13 Oct, 2008 Lederhosen !
Is it ever appropriate for us to feel good on receiving news of a death!
I cannot answer that; life is a precious thing after all.
But it is certainly more than understandable in the case of victims of oppression and particularly those poor souls who under the force of something so much more powerful than themselves have been systematically bullied and beaten, resultantly robbed of the feeling of security fundamental to anyone desiring the living of a peaceful life.
As happened to a lowly paid hard working waiter that I got to know while he sweated the nightshift over the many years in the hotel I stayed continuously whenever I was working in London.
It is my nature to talk to people in whatever situation throws us together and no matter their station in life. Hotel cleaners and the doormen are people I would see and greet everyday, therefore it is obvious that over the years I would get to know them a little as they busily go about their duties.
Apart from wishing to gently acknowledge them as more than faceless beings of servitude they too often are taken for, the gain is all mine in that I am genuinely interested in people’s backgrounds and their stories that have unfolded.
That is especially so if they happen to come from different parts of the world from where I was raised, our cultures may differ, but take away the distance that separates our birthplace and the insane dollop of great fortune and comforts that has until now given me more from life than I could ever have wished.

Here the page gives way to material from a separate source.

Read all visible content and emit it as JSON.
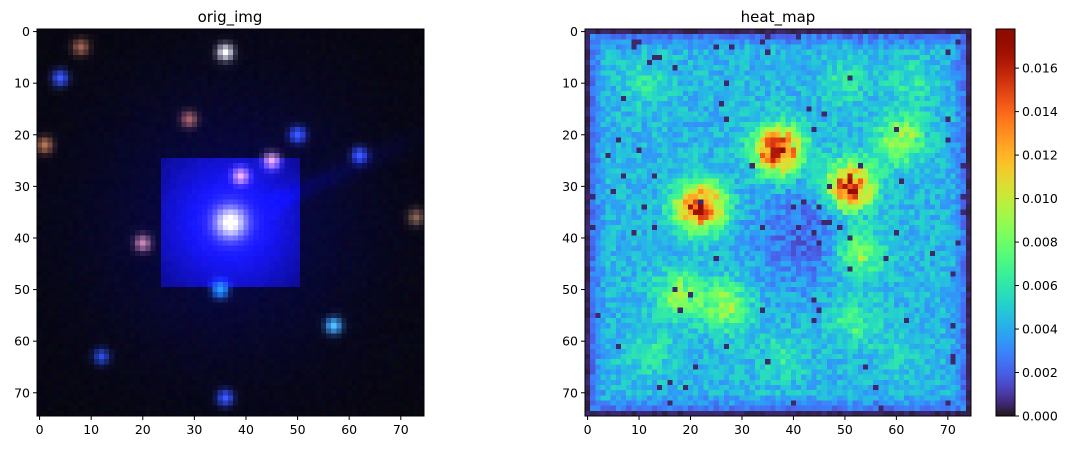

What I then have in common with these people is that I too have lived a life that has continuously taken me thousand of miles away from family and loved ones as I go about my grafting while trying to make the best of myself through my craft. The pain of loneliness has been familiar to me also.
Such was the case with this Kurdish fellow with whom I got to know as a result of our spontaneous chit – chats that usually occurred as he served coffee each morning bang on the dot of 5am.
As expected we would usually put the world to right by discussing the political events of the day as well as the previous night’ football results no less. Occasionally he would ask me about Scotland and Sicily fully knowing that I had lived and spent much time in both places respectively.
Additionally he would get very excited around Oscar time as he loved movies and for some reason fancied himself as a bit of a pundit good enough to confidently suggest I take his advice and place some winning bets that he assured would result in taking money from the bookmakers.
I never did of course, but I should have!
One thing I often did was to ask him about his family back in his homeland. He had a tragic story to tell regarding the abominable treatment that his people had endured from Saddam Hussein, including torture and killings of the type that have since been more than well documented.
Considering it as factual, can you tell me that it was difficult to understand the beaming smile his face and as we some days after the event discussed the humiliating and chilling spectacle of the aforementioned formerly all too powerful Iraqi dictator, as he stood desolately with a noose around his neck?
Putting the world to right is literally what motivated Jorge Haider, the square jawed darling of Austria’s far right who just days ago died in a horror car crash. Known all cross Europe the governor of Carinthia, a son of a Nazi Stormtrooper father and a mother that was no less than the leader of the Hitler Youth, Mr Haider was mostly famous for his anti-immigration and pro – Nazi rhetoric.
A married man with two daughters, the Austrian was considered to be “making an impressive comeback to the world of politics” after some years ago resigning as leader of the Right wing Austrian Freedom Party. Driving to his mothers 90th birthday celebrations last Friday night in foggy conditions, he speedily mowed his government limousine into a concrete pillar.
Leaving me thinking that even with his good friend Jesus coaching him, Lazarus himself would find it difficult to make a comeback after that.
All manner of conspiracy theories began emerging today as shock waves descended on the Austrian nation where just recently one in three has decided to vote in favour of the far right movements, causing deep unease among liberal politicians.
Particularly so as just recently Mr Haider reportedly suggested that the country’s illegal immigrants should be roundly taken into detention and housed in “specifically designed” working camp facilities situated half way up a Tyrolean mountain.
Television footage taken only hours before Mr Haider’s crash, showed the permanently tanned and dapper leader as guest of honour dancing somewhat awkwardly in the middle of two extremely comely shaped Austrian ladies in a room full of men in traditional Austrian dress.
To these images and with the greatest respect for the newly dead I was nevertheless admittedly overcome with a bit of a chuckling fit. Such is the effect always of lederhosen on me and no doubt many others. But who knows exactly what those immigrants and their families of whom George had intended dispatched to labour camps are thinking today.
That said, as one who myself comes from a rather proud immigrant stock I think that I may have some idea.